Pour le reste, qui dit « gestion de conflits » dit qu’ils restent entiers et que la rivalité ira croissant. C’est d’autant plus vrai dans l’immédiat que Joe Biden est arrivé à Bali requinqué par la performance démocrate aux élections de mi-mandat. Et que Xi Jinping, quoique grevé par une pandémie de COVID-19 qu’il peine à freiner, s’y présente fort d’un historique troisième mandat présidentiel entériné en octobre par les instances du Parti communiste. En outre, l’étalage de bonne volonté affiché à Bali n’efface pas le fait que, selon la Défense américaine, la Chine « demeurera notre plus important concurrent stratégique pour les prochaines décennies ». Ni que, de son côté, M. Xi aime à répéter que ses ennemis, lire les États-Unis, cherchent à « faire chanter, à contenir et à bloquer la Chine ».

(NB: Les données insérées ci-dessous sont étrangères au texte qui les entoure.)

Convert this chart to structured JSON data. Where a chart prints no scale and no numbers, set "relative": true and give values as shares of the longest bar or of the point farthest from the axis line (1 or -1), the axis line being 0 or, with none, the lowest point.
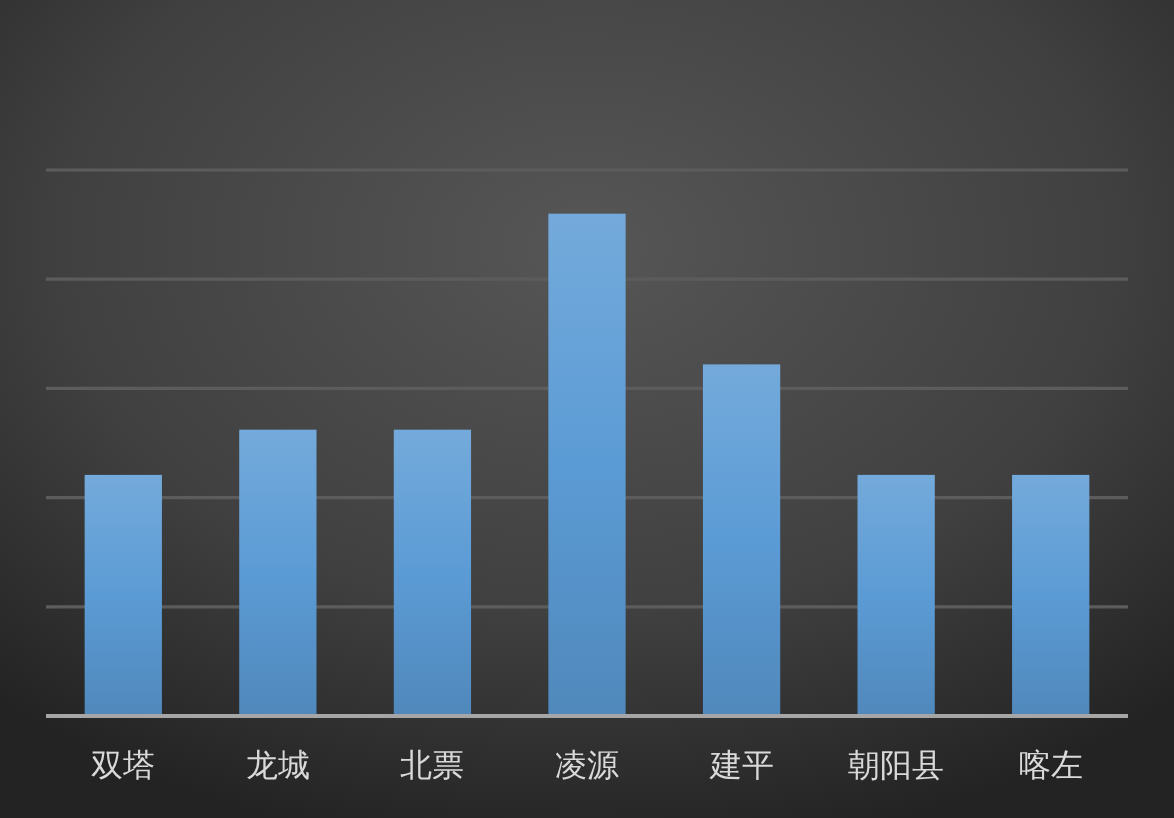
{
  "chart_data": {
    "type": "bar",
    "relative": true,
    "categories": [
      "双塔",
      "龙城",
      "北票",
      "凌源",
      "建平",
      "朝阳县",
      "喀左"
    ],
    "values": [
      0.48,
      0.57,
      0.57,
      1,
      0.7,
      0.48,
      0.48
    ],
    "color": "#5b9bd5",
    "grid": "y"
  }
}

Concurremment à la question de Taïwan, autour de laquelle l’un et l’autre tracent des « lignes rouges », on voit bien qu’avec la récente décision américaine de restreindre l’exportation vers la Chine de semi-conducteurs haut de gamme, l’affrontement sino-américain se réduit à une guerre économique où la défense des droits de la personne au Tibet, à Hong Kong et au Xinjiang est un enjeu soulevé pour la galerie.

* * * * *

C’est dans ce contexte lourd que se tient mardi et mercredi le sommet du G20 en Indonésie — et en présence de Justin Trudeau. Lourd de tensions, puisque ses membres, et pas que la Chine et les États-Unis, sont divisés face à l’agression russe. Lourd de défis, puisqu’arrive par ailleurs à échéance, samedi prochain, l’accord entre Kiev et Moscou scellé en juillet sous l’égide de l’ONU et de la Turquie afin de permettre à l’Ukraine d’exporter ses céréales par la mer Noire.

La situation présente au G20, au-delà de tous ses tiraillements, un impératif de cohésion et de responsabilité, alors que, dixit le directeur du Programme alimentaire mondial, David Beasley, « nous sommes face à la pire crise alimentaire et humanitaire depuis la Seconde Guerre mondiale », pour cause de conflits et de sécheresse. Aux pays du G20 et aux participants de la COP27, il dit : « Pas besoin de beaucoup discuter. Il faut agir dès maintenant. » Le propos peut difficilement être plus limpide.